This Week's Question

This week, we have a great question for Inside Voice about representation from Michael Bentley - a second year student in the Theatre Creation and Performance program at Red Deer College. Take it away, Michael!

 

Michael:

In a voice-acting career, is an agent a must, or can you get by without one? If so, is it recommended to have different agents for voice and live action roles?

Tracey:

Many voice actors have home studios, and whether they work in the union or non-union market, their chances of booking a variety of work increase with a reputable, experienced voice agent submitting them (and their voice demo reels) for work.

In most major talent agencies with “programming” (film, TV/theatre) agents, there is a separate voice agent specifically geared to representing talent for narration, e-learning, e-books, promo, commercial and animation work.
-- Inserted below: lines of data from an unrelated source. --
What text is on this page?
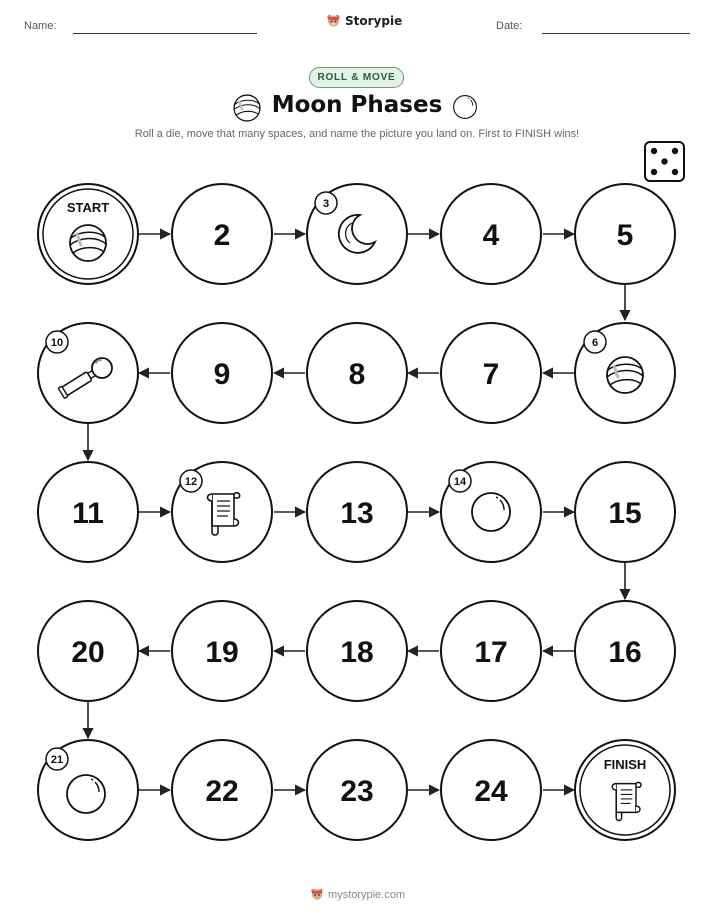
Name:	Storypie	Date:
ROLL & MOVE
START
2
3
4	5
10
9	8	7
6
11
12
13
14
15
20	19	18	17	16
21
22	23	24
FINISH
Moon Phases
Roll a die, move that many spaces, and name the picture you land on. First to FINISH wins!
mystorypie.com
I’ve had the same wonderful voice agent for 27 years and I have followed her to different agencies throughout that time. I have a separate agent for theatre, film and TV. That’s called split representation.

Most Canadian agencies represent talent where both of their agents are under the same agency roof.
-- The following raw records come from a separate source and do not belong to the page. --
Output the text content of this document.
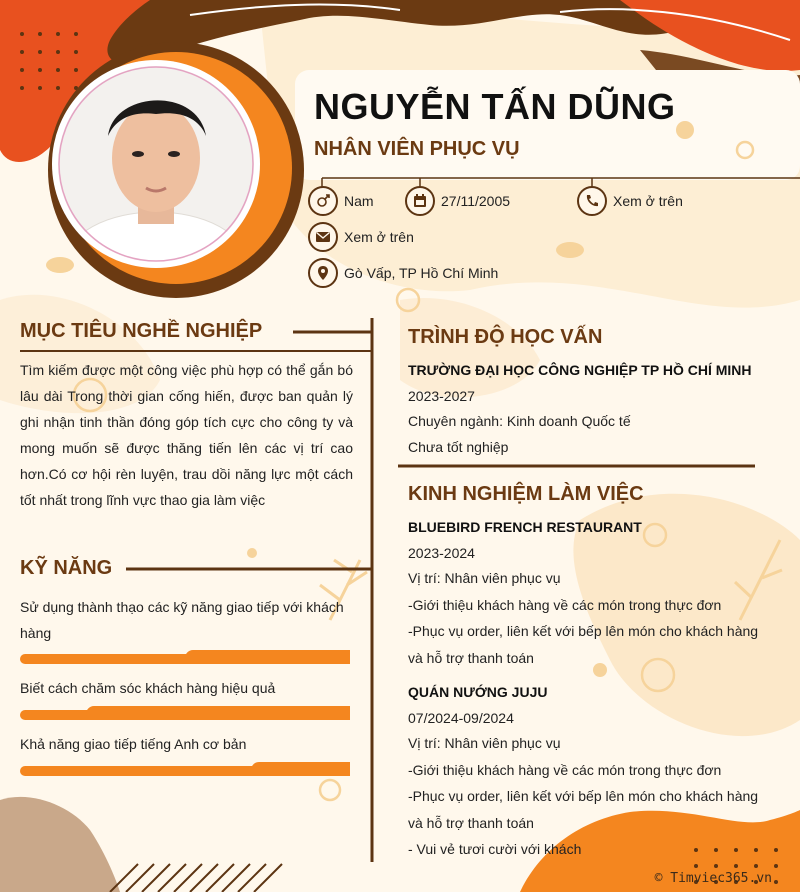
NGUYỄN TẤN DŨNG
NHÂN VIÊN PHỤC VỤ
Nam	27/11/2005	Xem ở trên
Xem ở trên
Gò Vấp, TP Hồ Chí Minh
MỤC TIÊU NGHỀ NGHIỆP
Tìm kiếm được một công việc phù hợp có thể gắn bó lâu dài Trong thời gian cống hiến, được ban quản lý ghi nhận tinh thần đóng góp tích cực cho công ty và mong muốn sẽ được thăng tiến lên các vị trí cao hơn.Có cơ hội rèn luyện, trau dồi năng lực một cách tốt nhất trong lĩnh vực thao gia làm việc
KỸ NĂNG
Sử dụng thành thạo các kỹ năng giao tiếp với khách hàng
Biết cách chăm sóc khách hàng hiệu quả
Khả năng giao tiếp tiếng Anh cơ bản
TRÌNH ĐỘ HỌC VẤN
TRƯỜNG ĐẠI HỌC CÔNG NGHIỆP TP HỒ CHÍ MINH
2023-2027
Chuyên ngành: Kinh doanh Quốc tế
Chưa tốt nghiệp
KINH NGHIỆM LÀM VIỆC
BLUEBIRD FRENCH RESTAURANT
2023-2024
Vị trí: Nhân viên phục vụ
-Giới thiệu khách hàng về các món trong thực đơn
-Phục vụ order, liên kết với bếp lên món cho khách hàng
và hỗ trợ thanh toán
QUÁN NƯỚNG JUJU
07/2024-09/2024
Vị trí: Nhân viên phục vụ
-Giới thiệu khách hàng về các món trong thực đơn
-Phục vụ order, liên kết với bếp lên món cho khách hàng
và hỗ trợ thanh toán
- Vui vẻ tươi cười với khách
© Timviec365.vn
I welcome your questions for future posts on Inside Voice. You can find my contact info on the Home page.

 

Until next time,

 

Tracey

 

This Week's Question

Another great question from Michael Bentley - a second year student in the Theatre Creation and Performance program at Red Deer College in Alberta. Here’s Michael’s question for this week’s Inside Voice: 

Michael: 


Is it harder to break into/make it big in (the voice acting world)?

Tracey: 

The very talented people in this part of the business come from various creative backgrounds: theatre, film, TV, broadcasting, advertising, journalism, copywriting, singing, etc. It can be hard to break into.

You actually learn a lot by doing: both auditioning and booking the actual job. If you treat every audition like the real thing, the “process” can be just as fun and creatively gratifying as the “result.” People who love the creative, collaborative process tend to get called back, short-listed and booked regularly.

A genuinely positive attitude and gratitude for simply being in the room is always recommended. Smart questions and great choices are memorable, too. The talent who love auditioning, are generous with their scene partners and who can apply direction professionally and creatively tend to work in this part of the business for a very long time.